Resultó un absoluto desastre, uno de tantos en aquel conflicto repleto de inútiles al frente de los diferentes ejércitos.

Cuando los soldados franceses se estaban acercando a su objetivo comenzaron a alcanzarles los proyectiles de su propia artillería. Indignación y sangre. Se protegieron como pudieron, pero buena parte de la unidad quedó allí liquidada.

Algunas crónicas y testimonios que nunca se pudieron comprobar sostienen que un oficial pidió a Bouin que corriese en dirección a sus filas para advertirles del error que estaban cometiendo y que la metralla le alcanzó cuando trataba de cruzar aquel campo de batalla, entre cráteres y cuerpos inertes, con la misma zancada que se veía en las pistas de atletismo.

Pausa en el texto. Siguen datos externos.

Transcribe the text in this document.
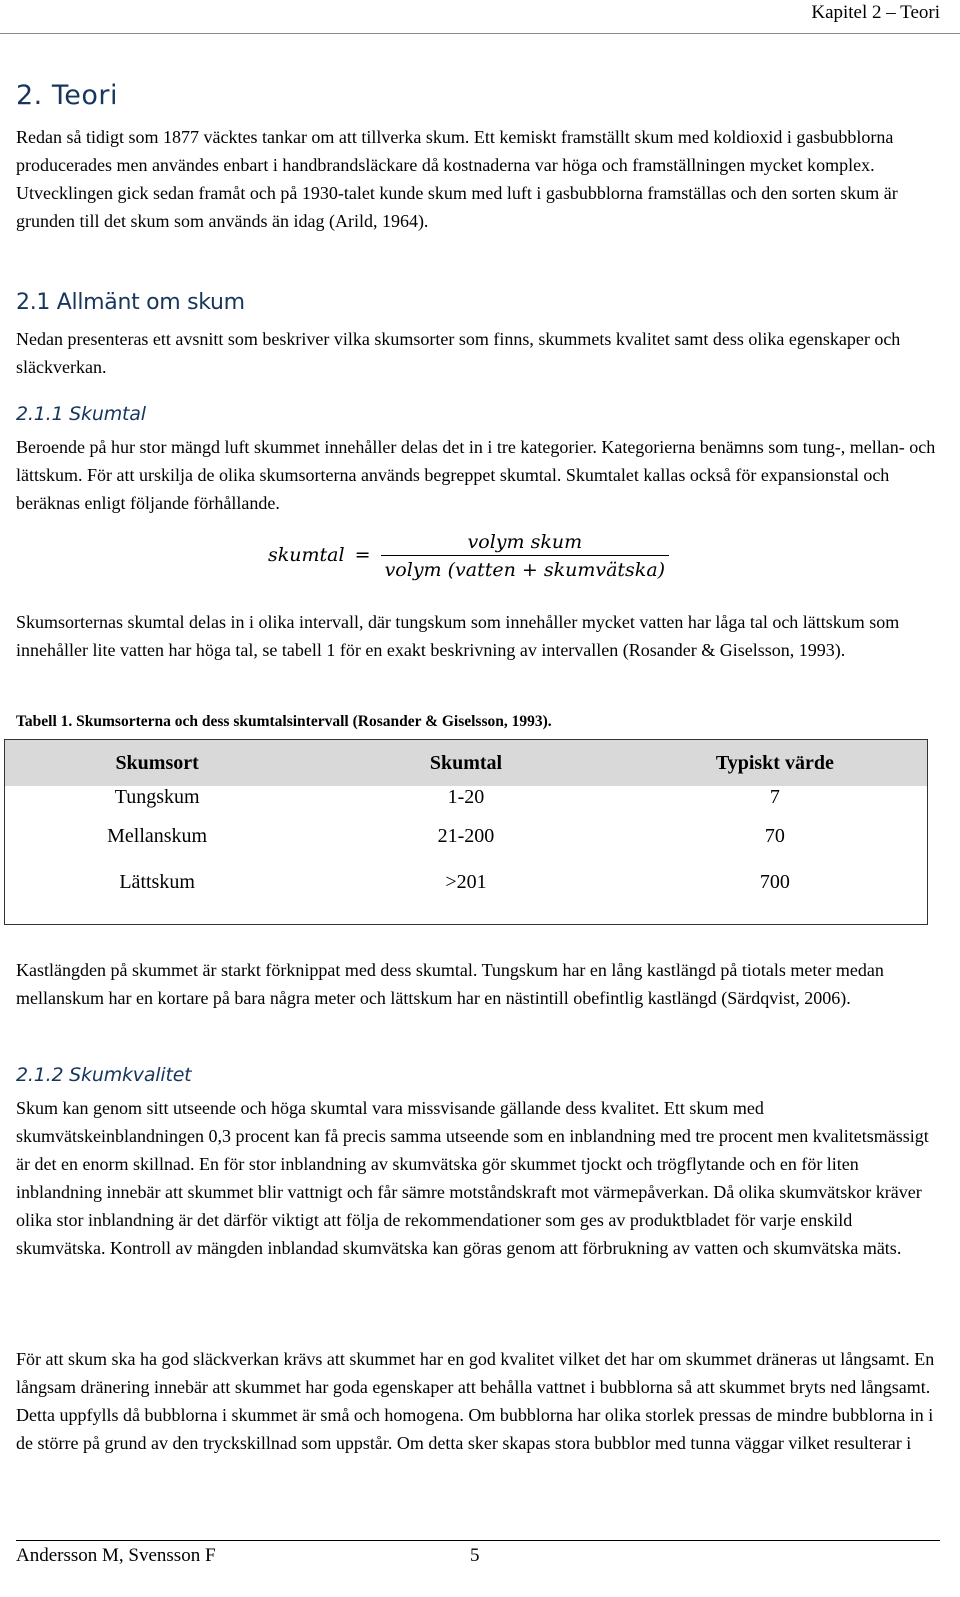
Kapitel 2 – Teori
2. Teori

Redan så tidigt som 1877 väcktes tankar om att tillverka skum. Ett kemiskt framställt skum med koldioxid i gasbubblorna producerades men användes enbart i handbrandsläckare då kostnaderna var höga och framställningen mycket komplex. Utvecklingen gick sedan framåt och på 1930-talet kunde skum med luft i gasbubblorna framställas och den sorten skum är grunden till det skum som används än idag (Arild, 1964).

2.1 Allmänt om skum

Nedan presenteras ett avsnitt som beskriver vilka skumsorter som finns, skummets kvalitet samt dess olika egenskaper och släckverkan.

2.1.1 Skumtal

Beroende på hur stor mängd luft skummet innehåller delas det in i tre kategorier. Kategorierna benämns som tung-, mellan- och lättskum. För att urskilja de olika skumsorterna används begreppet skumtal. Skumtalet kallas också för expansionstal och beräknas enligt följande förhållande.

skumtal = $\frac{\text{volym skum}}{\text{volym (vatten + skumvätska)}}$

Skumsorternas skumtal delas in i olika intervall, där tungskum som innehåller mycket vatten har låga tal och lättskum som innehåller lite vatten har höga tal, se tabell 1 för en exakt beskrivning av intervallen (Rosander & Giselsson, 1993).

Tabell 1. Skumsorterna och dess skumtalsintervall (Rosander & Giselsson, 1993).
Skumsort	Skumtal	Typiskt värde
Tungskum	1-20	7
Mellanskum	21-200	70
Lättskum	>201	700

Kastlängden på skummet är starkt förknippat med dess skumtal. Tungskum har en lång kastlängd på tiotals meter medan mellanskum har en kortare på bara några meter och lättskum har en nästintill obefintlig kastlängd (Särdqvist, 2006).

2.1.2 Skumkvalitet

Skum kan genom sitt utseende och höga skumtal vara missvisande gällande dess kvalitet. Ett skum med skumvätskeinblandningen 0,3 procent kan få precis samma utseende som en inblandning med tre procent men kvalitetsmässigt är det en enorm skillnad. En för stor inblandning av skumvätska gör skummet tjockt och trögflytande och en för liten inblandning innebär att skummet blir vattnigt och får sämre motståndskraft mot värmepåverkan. Då olika skumvätskor kräver olika stor inblandning är det därför viktigt att följa de rekommendationer som ges av produktbladet för varje enskild skumvätska. Kontroll av mängden inblandad skumvätska kan göras genom att förbrukning av vatten och skumvätska mäts.

För att skum ska ha god släckverkan krävs att skummet har en god kvalitet vilket det har om skummet dräneras ut långsamt. En långsam dränering innebär att skummet har goda egenskaper att behålla vattnet i bubblorna så att skummet bryts ned långsamt. Detta uppfylls då bubblorna i skummet är små och homogena. Om bubblorna har olika storlek pressas de mindre bubblorna in i de större på grund av den tryckskillnad som uppstår. Om detta sker skapas stora bubblor med tunna väggar vilket resulterar i

Andersson M, Svensson F	5
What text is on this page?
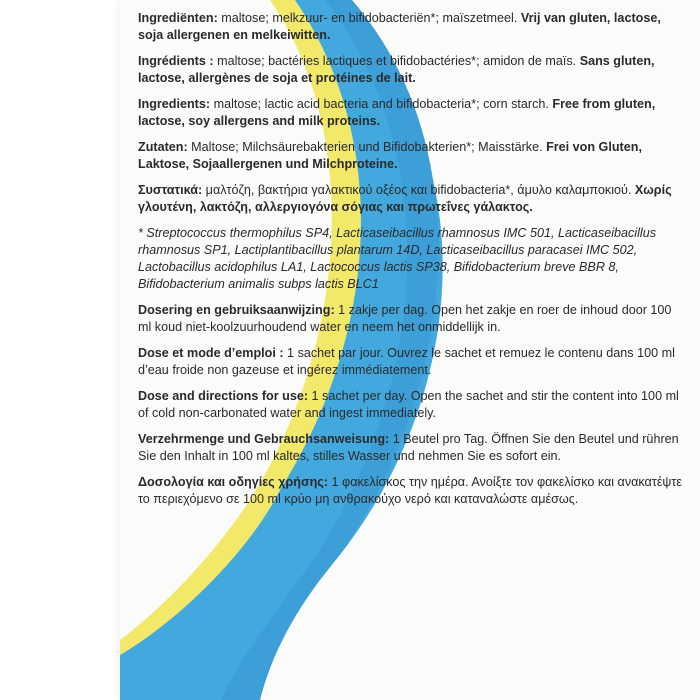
Ingrediënten: maltose; melkzuur- en bifidobacteriën*; maïszetmeel. Vrij van gluten, lactose, soja allergenen en melkeiwitten.

Ingrédients : maltose; bactéries lactiques et bifidobactéries*; amidon de maïs. Sans gluten, lactose, allergènes de soja et protéines de lait.

Ingredients: maltose; lactic acid bacteria and bifidobacteria*; corn starch. Free from gluten, lactose, soy allergens and milk proteins.

Zutaten: Maltose; Milchsäurebakterien und Bifidobakterien*; Maisstärke. Frei von Gluten, Laktose, Sojaallergenen und Milchproteine.

Συστατικά: μαλτόζη, βακτήρια γαλακτικού οξέος και bifidobacteria*, άμυλο καλαμποκιού. Χωρίς γλουτένη, λακτόζη, αλλεργιογόνα σόγιας και πρωτεΐνες γάλακτος.

* Streptococcus thermophilus SP4, Lacticaseibacillus rhamnosus IMC 501, Lacticaseibacillus rhamnosus SP1, Lactiplantibacillus plantarum 14D, Lacticaseibacillus paracasei IMC 502, Lactobacillus acidophilus LA1, Lactococcus lactis SP38, Bifidobacterium breve BBR 8, Bifidobacterium animalis subps lactis BLC1

Dosering en gebruiksaanwijzing: 1 zakje per dag. Open het zakje en roer de inhoud door 100 ml koud niet-koolzuurhoudend water en neem het onmiddellijk in.

Dose et mode d’emploi : 1 sachet par jour. Ouvrez le sachet et remuez le contenu dans 100 ml d’eau froide non gazeuse et ingérez immédiatement.

Dose and directions for use: 1 sachet per day. Open the sachet and stir the content into 100 ml of cold non-carbonated water and ingest immediately.

Verzehrmenge und Gebrauchsanweisung: 1 Beutel pro Tag. Öffnen Sie den Beutel und rühren Sie den Inhalt in 100 ml kaltes, stilles Wasser und nehmen Sie es sofort ein.

Δοσολογία και οδηγίες χρήσης: 1 φακελίσκος την ημέρα. Ανοίξτε τον φακελίσκο και ανακατέψτε το περιεχόμενο σε 100 ml κρύο μη ανθρακούχο νερό και καταναλώστε αμέσως.
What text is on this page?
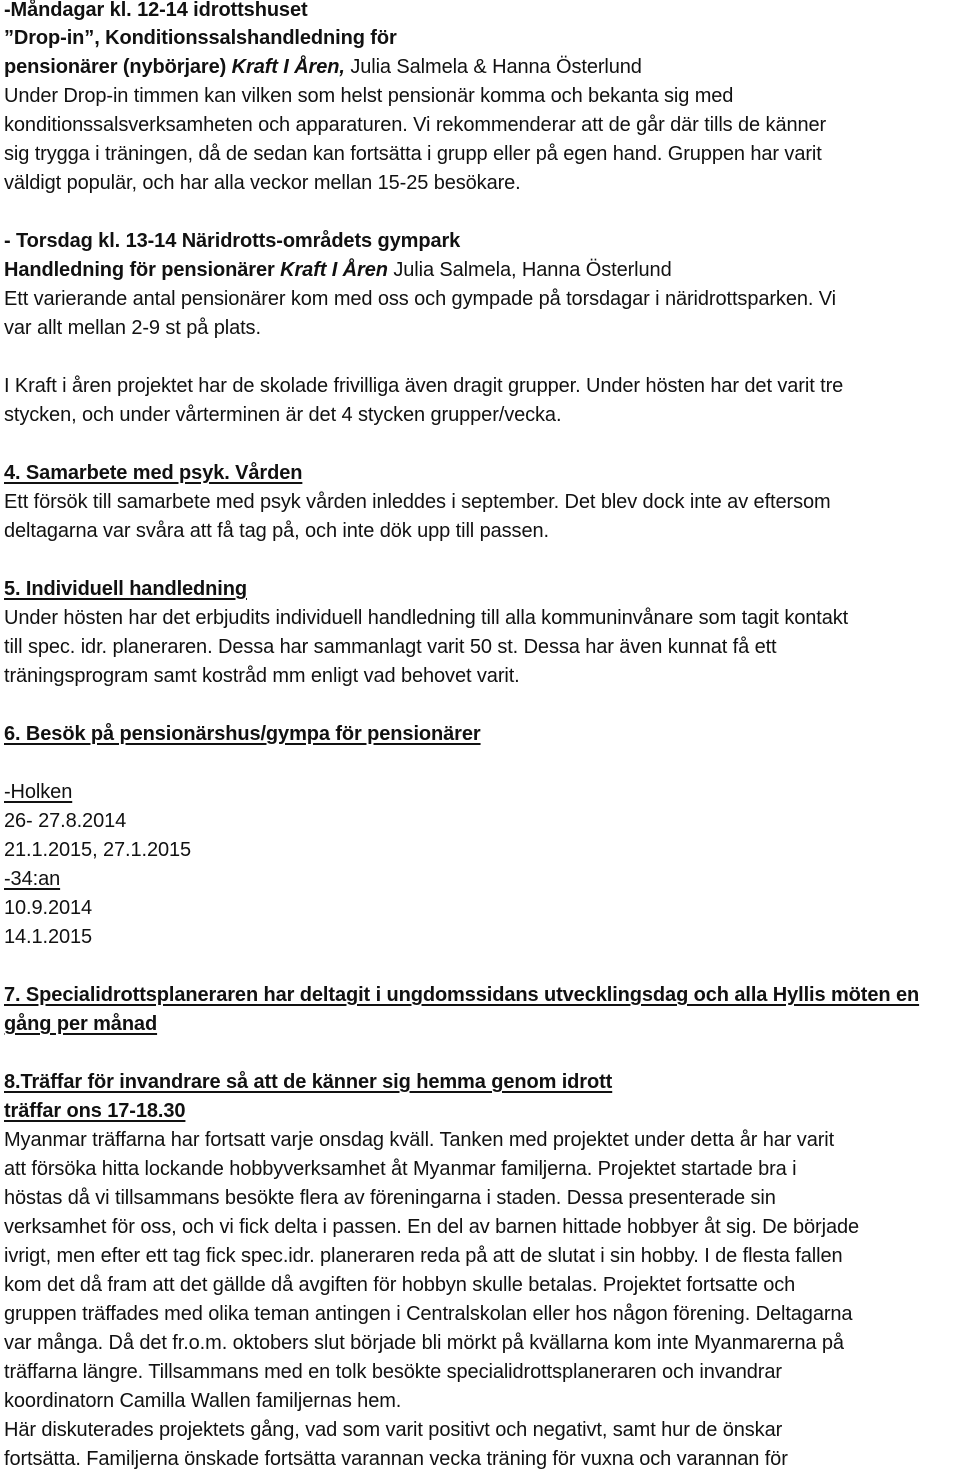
-Måndagar kl. 12-14 idrottshuset
”Drop-in”, Konditionssalshandledning för
pensionärer (nybörjare) Kraft I Åren, Julia Salmela & Hanna Österlund
Under Drop-in timmen kan vilken som helst pensionär komma och bekanta sig med
konditionssalsverksamheten och apparaturen. Vi rekommenderar att de går där tills de känner
sig trygga i träningen, då de sedan kan fortsätta i grupp eller på egen hand. Gruppen har varit
väldigt populär, och har alla veckor mellan 15-25 besökare.
- Torsdag kl. 13-14 Näridrotts-områdets gympark
Handledning för pensionärer Kraft I Åren Julia Salmela, Hanna Österlund
Ett varierande antal pensionärer kom med oss och gympade på torsdagar i näridrottsparken. Vi
var allt mellan 2-9 st på plats.
I Kraft i åren projektet har de skolade frivilliga även dragit grupper. Under hösten har det varit tre
stycken, och under vårterminen är det 4 stycken grupper/vecka.
4. Samarbete med psyk. Vården
Ett försök till samarbete med psyk vården inleddes i september. Det blev dock inte av eftersom
deltagarna var svåra att få tag på, och inte dök upp till passen.
5. Individuell handledning
Under hösten har det erbjudits individuell handledning till alla kommuninvånare som tagit kontakt
till spec. idr. planeraren. Dessa har sammanlagt varit 50 st. Dessa har även kunnat få ett
träningsprogram samt kostråd mm enligt vad behovet varit.
6. Besök på pensionärshus/gympa för pensionärer
-Holken
26- 27.8.2014
21.1.2015, 27.1.2015
-34:an
10.9.2014
14.1.2015
7. Specialidrottsplaneraren har deltagit i ungdomssidans utvecklingsdag och alla Hyllis möten en
gång per månad
8.Träffar för invandrare så att de känner sig hemma genom idrott
träffar ons 17-18.30
Myanmar träffarna har fortsatt varje onsdag kväll. Tanken med projektet under detta år har varit
att försöka hitta lockande hobbyverksamhet åt Myanmar familjerna. Projektet startade bra i
höstas då vi tillsammans besökte flera av föreningarna i staden. Dessa presenterade sin
verksamhet för oss, och vi fick delta i passen. En del av barnen hittade hobbyer åt sig. De började
ivrigt, men efter ett tag fick spec.idr. planeraren reda på att de slutat i sin hobby. I de flesta fallen
kom det då fram att det gällde då avgiften för hobbyn skulle betalas. Projektet fortsatte och
gruppen träffades med olika teman antingen i Centralskolan eller hos någon förening. Deltagarna
var många. Då det fr.o.m. oktobers slut började bli mörkt på kvällarna kom inte Myanmarerna på
träffarna längre. Tillsammans med en tolk besökte specialidrottsplaneraren och invandrar
koordinatorn Camilla Wallen familjernas hem.
Här diskuterades projektets gång, vad som varit positivt och negativt, samt hur de önskar
fortsätta. Familjerna önskade fortsätta varannan vecka träning för vuxna och varannan för
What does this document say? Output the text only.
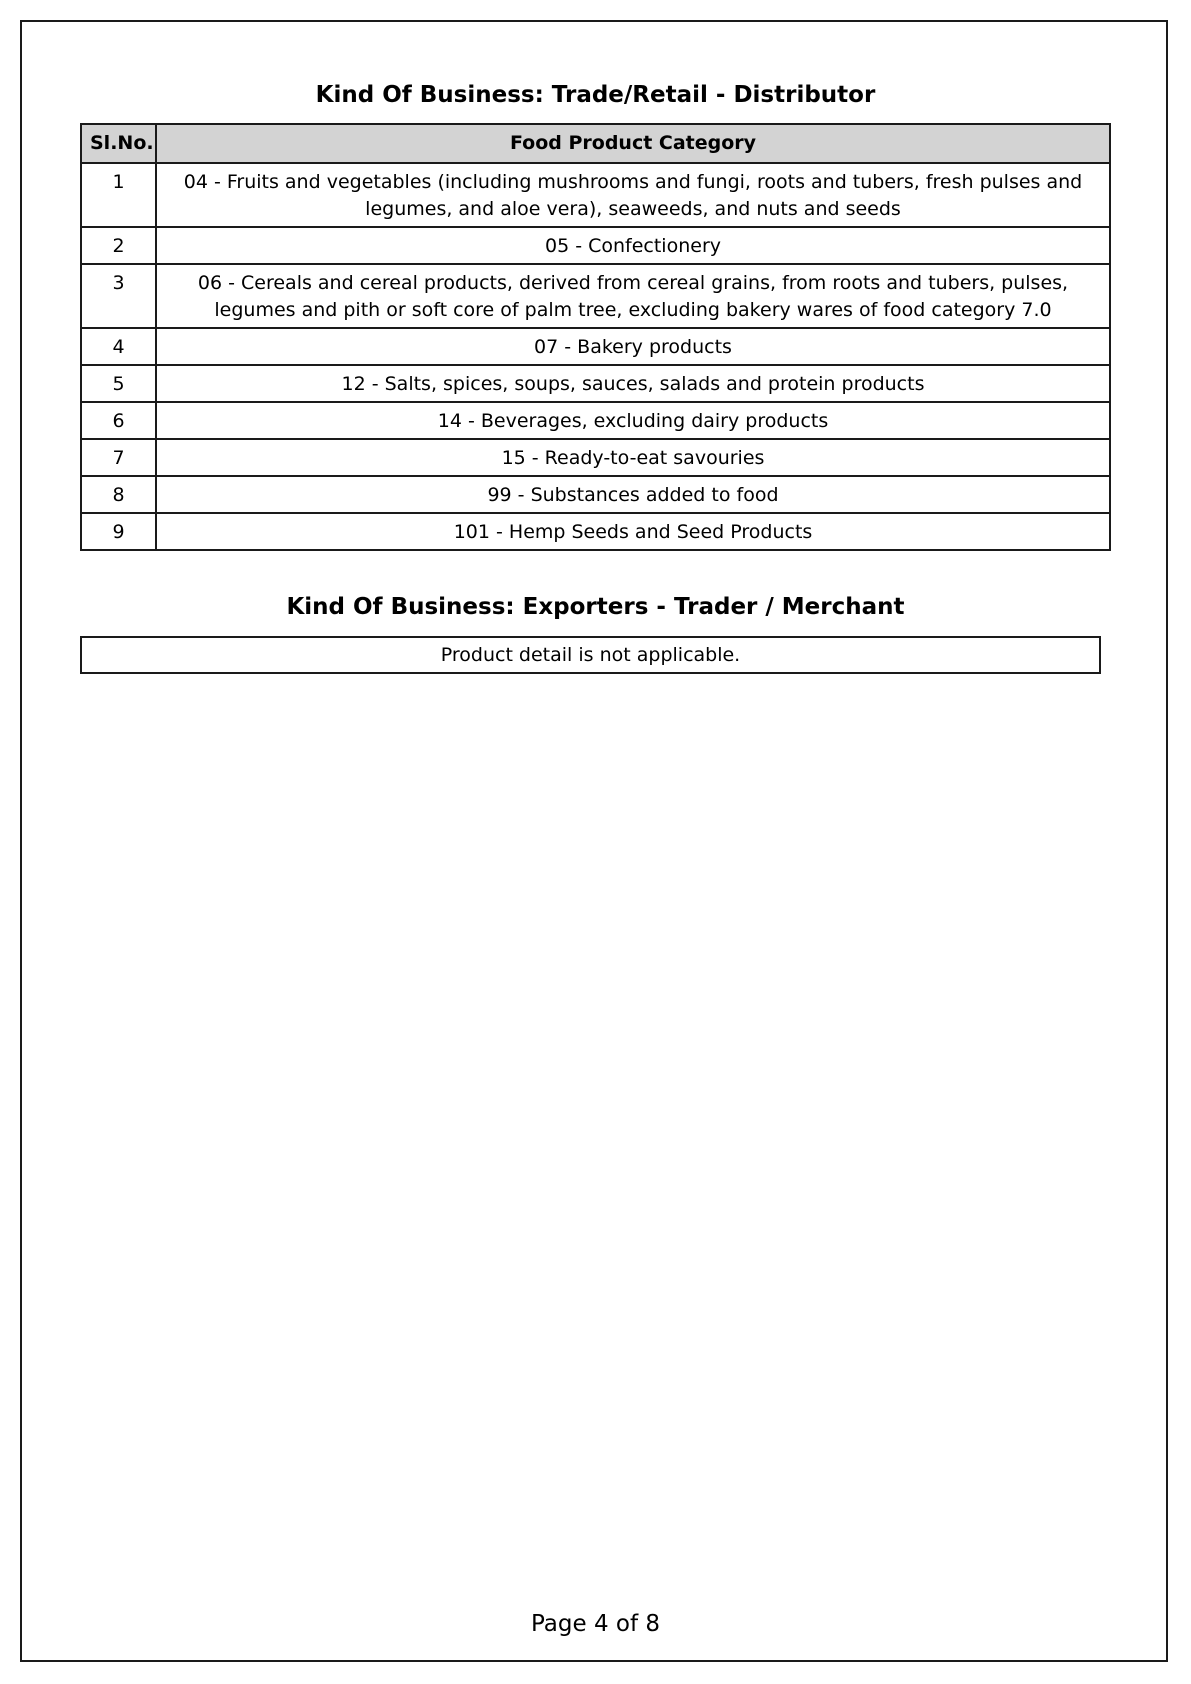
Kind Of Business: Trade/Retail - Distributor
Sl.No.	Food Product Category
1	04 - Fruits and vegetables (including mushrooms and fungi, roots and tubers, fresh pulses and legumes, and aloe vera), seaweeds, and nuts and seeds
2	05 - Confectionery
3	06 - Cereals and cereal products, derived from cereal grains, from roots and tubers, pulses, legumes and pith or soft core of palm tree, excluding bakery wares of food category 7.0
4	07 - Bakery products
5	12 - Salts, spices, soups, sauces, salads and protein products
6	14 - Beverages, excluding dairy products
7	15 - Ready-to-eat savouries
8	99 - Substances added to food
9	101 - Hemp Seeds and Seed Products
Kind Of Business: Exporters - Trader / Merchant
Product detail is not applicable.
Page 4 of 8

Bouin fue uno de los 80.000 franceses que murieron en aquella batalla. Su cuerpo recibió sepultura en la pequeña localidad de Bouconville-sur-Madt junto a muchos de los que murieron a su lado.

El 27 de junio de 1922, unos años después, su cuerpo regresó a Marsella, su ciudad natal, para quedarse para siempre en el cementerio de Saint-Pierre. Solo tenía 25 años y le esperaba un oro olímpico y una boda por celebrar.